While the snow fell outside, and many of us took a few minutes to aim our iPhones and BlackBerries out the floor-to-ceiling windows in order to document the oddity, serious work was also going on inside the walls of the Georgia World Congress Center, where the TechAdvantage conference and the annual meeting of the National Rural Electric Cooperative Association were co-located.

With up to eight sessions available at any one time, it was difficult to choose, so I focused my efforts primarily on those sessions in the Engineering and Operations Track (Information Technology and Supply Chain Management were also covered in separate tracks). And, as it turned out, my TechAdvantage experience ended up focusing on meter data management (MDM) and customer interface beyond the meter, two topics that we have discussed with increasing frequency in Intelligent Utility magazine.

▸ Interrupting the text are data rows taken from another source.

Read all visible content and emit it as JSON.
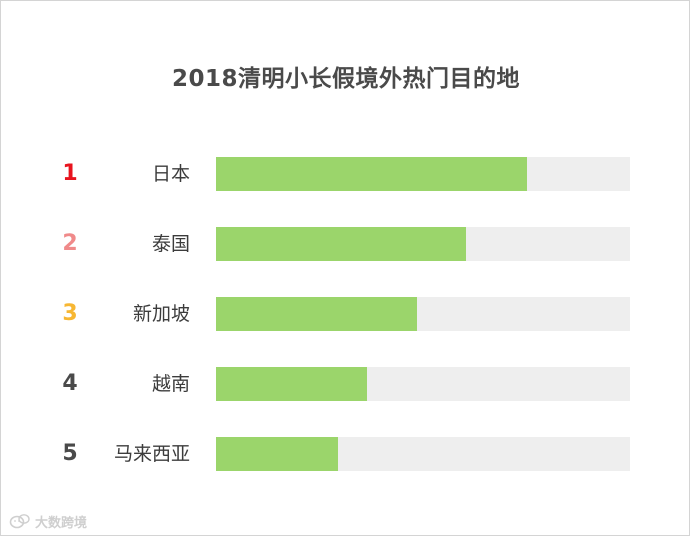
{
  "chart_data": {
    "type": "bar",
    "orientation": "horizontal",
    "title": "2018清明小长假境外热门目的地",
    "xlabel": "",
    "ylabel": "",
    "xlim": [
      0,
      100
    ],
    "grid": false,
    "legend": "none",
    "categories": [
      "日本",
      "泰国",
      "新加坡",
      "越南",
      "马来西亚"
    ],
    "ranks": [
      "1",
      "2",
      "3",
      "4",
      "5"
    ],
    "values": [
      75,
      60.5,
      48.5,
      36.5,
      29.5
    ],
    "colors": {
      "bar": "#9bd56b",
      "track": "#eeeeee",
      "rank": [
        "#e8141e",
        "#f08a8a",
        "#f7b733",
        "#4a4a4a",
        "#4a4a4a"
      ]
    }
  },
  "watermark": {
    "text": "大数跨境",
    "icon": "wechat-logo-icon"
  }
}
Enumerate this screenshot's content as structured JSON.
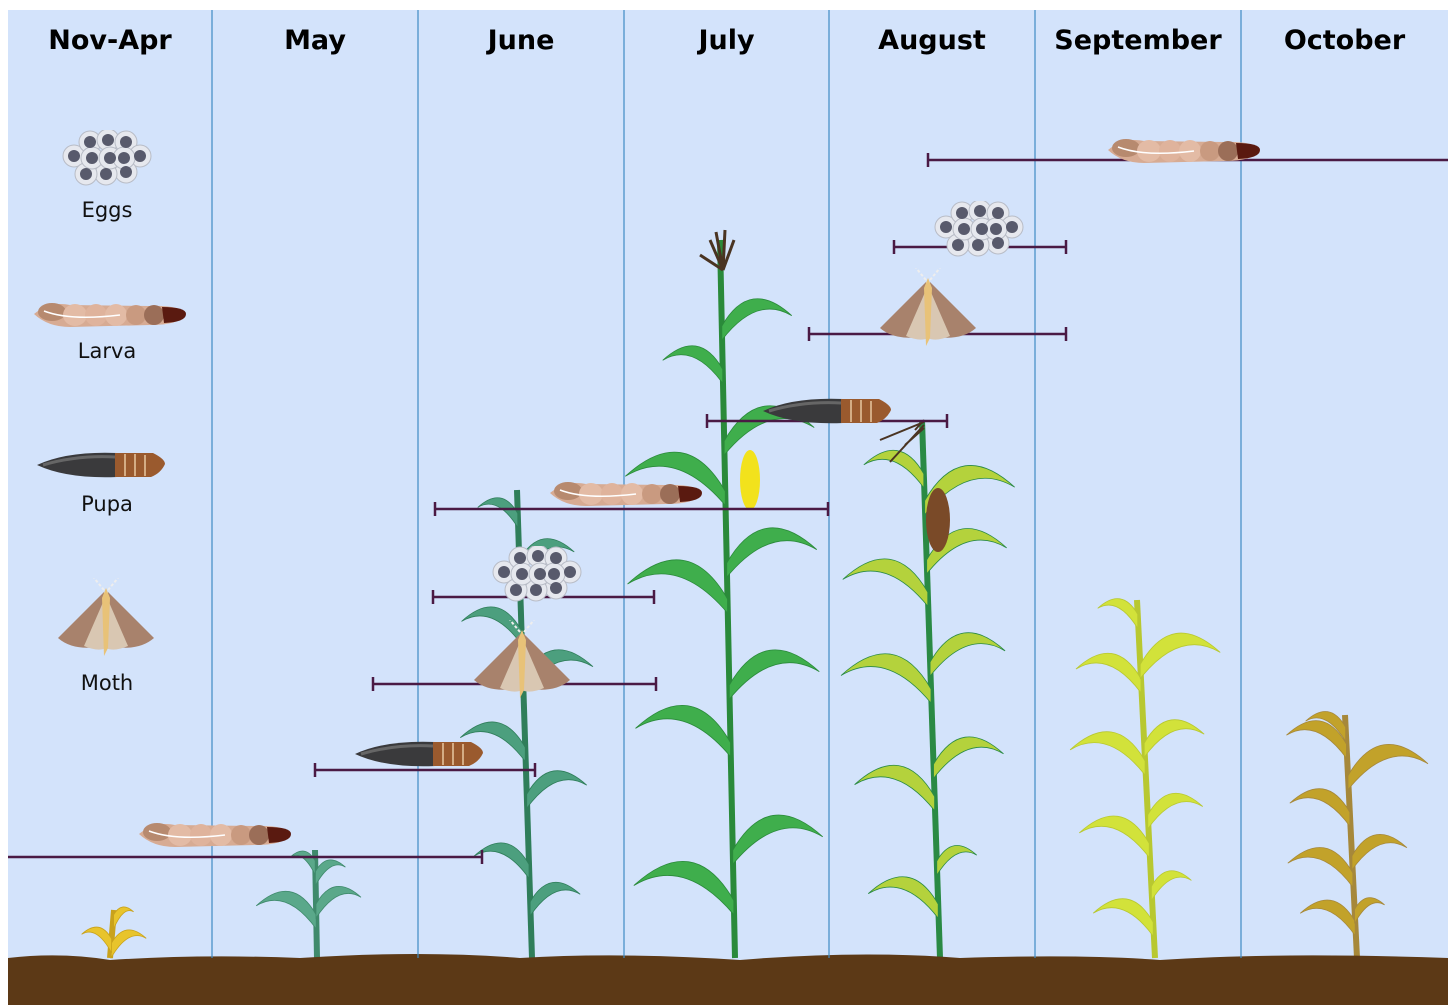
{
  "months": [
    "Nov-Apr",
    "May",
    "June",
    "July",
    "August",
    "September",
    "October"
  ],
  "legend": [
    "Eggs",
    "Larva",
    "Pupa",
    "Moth"
  ]
}
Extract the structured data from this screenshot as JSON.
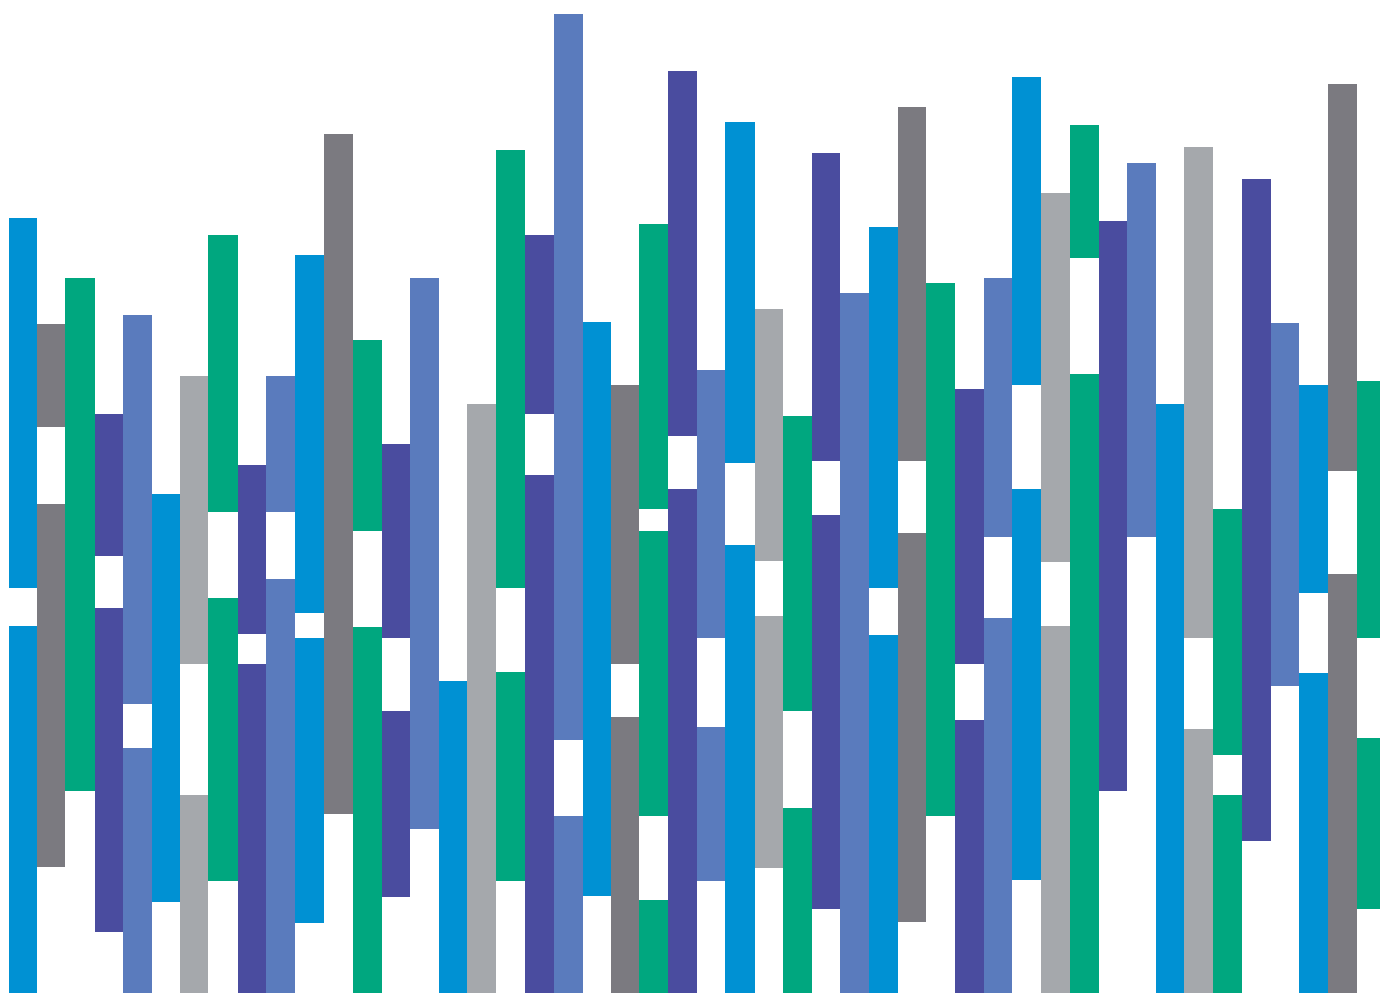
{
  "palette": {
    "blue": "#0091d3",
    "gray": "#7b7a80",
    "green": "#00a77f",
    "indigo": "#4a4c9f",
    "periwinkle": "#5a7bbd",
    "silver": "#a5a8ac",
    "background": "#ffffff"
  },
  "columns": [
    {
      "segments": [
        {
          "color": "blue"
        },
        {
          "color": "blue"
        }
      ]
    },
    {
      "segments": [
        {
          "color": "gray"
        },
        {
          "color": "gray"
        }
      ]
    },
    {
      "segments": [
        {
          "color": "green"
        }
      ]
    },
    {
      "segments": [
        {
          "color": "indigo"
        },
        {
          "color": "indigo"
        }
      ]
    },
    {
      "segments": [
        {
          "color": "periwinkle"
        },
        {
          "color": "periwinkle"
        }
      ]
    },
    {
      "segments": [
        {
          "color": "blue"
        }
      ]
    },
    {
      "segments": [
        {
          "color": "silver"
        },
        {
          "color": "silver"
        }
      ]
    },
    {
      "segments": [
        {
          "color": "green"
        },
        {
          "color": "green"
        }
      ]
    },
    {
      "segments": [
        {
          "color": "indigo"
        },
        {
          "color": "indigo"
        }
      ]
    },
    {
      "segments": [
        {
          "color": "periwinkle"
        },
        {
          "color": "periwinkle"
        }
      ]
    },
    {
      "segments": [
        {
          "color": "blue"
        },
        {
          "color": "blue"
        }
      ]
    },
    {
      "segments": [
        {
          "color": "gray"
        }
      ]
    },
    {
      "segments": [
        {
          "color": "green"
        },
        {
          "color": "green"
        }
      ]
    },
    {
      "segments": [
        {
          "color": "indigo"
        },
        {
          "color": "indigo"
        }
      ]
    },
    {
      "segments": [
        {
          "color": "periwinkle"
        }
      ]
    },
    {
      "segments": [
        {
          "color": "blue"
        }
      ]
    },
    {
      "segments": [
        {
          "color": "silver"
        }
      ]
    },
    {
      "segments": [
        {
          "color": "green"
        },
        {
          "color": "green"
        }
      ]
    },
    {
      "segments": [
        {
          "color": "indigo"
        },
        {
          "color": "indigo"
        }
      ]
    },
    {
      "segments": [
        {
          "color": "periwinkle"
        },
        {
          "color": "periwinkle"
        }
      ]
    },
    {
      "segments": [
        {
          "color": "blue"
        }
      ]
    },
    {
      "segments": [
        {
          "color": "gray"
        },
        {
          "color": "gray"
        }
      ]
    },
    {
      "segments": [
        {
          "color": "green"
        },
        {
          "color": "green"
        },
        {
          "color": "green"
        }
      ]
    },
    {
      "segments": [
        {
          "color": "indigo"
        },
        {
          "color": "indigo"
        }
      ]
    },
    {
      "segments": [
        {
          "color": "periwinkle"
        },
        {
          "color": "periwinkle"
        }
      ]
    },
    {
      "segments": [
        {
          "color": "blue"
        },
        {
          "color": "blue"
        }
      ]
    },
    {
      "segments": [
        {
          "color": "silver"
        },
        {
          "color": "silver"
        }
      ]
    },
    {
      "segments": [
        {
          "color": "green"
        },
        {
          "color": "green"
        }
      ]
    },
    {
      "segments": [
        {
          "color": "indigo"
        },
        {
          "color": "indigo"
        }
      ]
    },
    {
      "segments": [
        {
          "color": "periwinkle"
        }
      ]
    },
    {
      "segments": [
        {
          "color": "blue"
        },
        {
          "color": "blue"
        }
      ]
    },
    {
      "segments": [
        {
          "color": "gray"
        },
        {
          "color": "gray"
        }
      ]
    },
    {
      "segments": [
        {
          "color": "green"
        }
      ]
    },
    {
      "segments": [
        {
          "color": "indigo"
        },
        {
          "color": "indigo"
        }
      ]
    },
    {
      "segments": [
        {
          "color": "periwinkle"
        },
        {
          "color": "periwinkle"
        }
      ]
    },
    {
      "segments": [
        {
          "color": "blue"
        },
        {
          "color": "blue"
        }
      ]
    },
    {
      "segments": [
        {
          "color": "silver"
        },
        {
          "color": "silver"
        }
      ]
    },
    {
      "segments": [
        {
          "color": "green"
        },
        {
          "color": "green"
        }
      ]
    },
    {
      "segments": [
        {
          "color": "indigo"
        }
      ]
    },
    {
      "segments": [
        {
          "color": "periwinkle"
        }
      ]
    },
    {
      "segments": [
        {
          "color": "blue"
        }
      ]
    },
    {
      "segments": [
        {
          "color": "silver"
        },
        {
          "color": "silver"
        }
      ]
    },
    {
      "segments": [
        {
          "color": "green"
        },
        {
          "color": "green"
        }
      ]
    },
    {
      "segments": [
        {
          "color": "indigo"
        }
      ]
    },
    {
      "segments": [
        {
          "color": "periwinkle"
        }
      ]
    },
    {
      "segments": [
        {
          "color": "blue"
        },
        {
          "color": "blue"
        }
      ]
    },
    {
      "segments": [
        {
          "color": "gray"
        },
        {
          "color": "gray"
        }
      ]
    },
    {
      "segments": [
        {
          "color": "green"
        },
        {
          "color": "green"
        }
      ]
    }
  ]
}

In a session entitled “Meter Data Management: What’s the Big Picture for Co-ops?”, Mark Day, vice president of Utility Integrated Solutions, Inc., focused on an overview of MDM, what they can do, and what co-ops can expect out of it. “Key today,” he said, “is that when these meters provide all this information, it actually makes sense that you ought to be able to do something with it.”

“A lot of people in your utility could utilize the data in a lot of different ways,” he told a crowded room, and then went on to explain the different processes to which MDMs can bring a wealth of information.

Over lunch, I met Tariq Samad, a corporate fellow with Honeywell Automation and Control Solutions. Afterwards, he took the lead in a presentation covering “Customer Interface Beyond the Meter.” Samad, who is also a member of the governing board for the Smart Grid Interoperability Panel, shared his ideas about the homes and buildings side of automation control. “Building automation controls 66 percent of energy use in homes and buildings today,” he told us. “The smart grid will enable more.”

The realization of smart grid benefits, Samad said, will need variable pricing, deployment of controls “beyond the meter,” and standard architecture and communications controls. There is low-hanging fruit here, to be found in leveraging automated meter reading deployments by using controls to achieve demand response and energy efficiency under variable pricing.

Samad went into far more detail than I am able to address in this column, but my next piece will take these thoughts further.

The final session I attended was a peer discussion forum, where utilities were offered the opportunity, with vendors absent, to discuss how to make the most of their advanced metering infrastructure data, and any issues they’d come across, or questions they wanted to ask of each other. Discussion started off slowly, but ramped up pretty quickly, covering in-home displays versus the Internet; using MDM for engineering reasons as well as billing, demand response, and more; and even touched upon the paradigms for prepay versus regular billing.

The next morning, at 4 a.m., I headed for the airport, in hopes my flight was still flying. As I buckled up for what was sure to be a slide of a ride, the taxi driver laughed. “Don’t worry,” he said, “I used to drive in New York City.”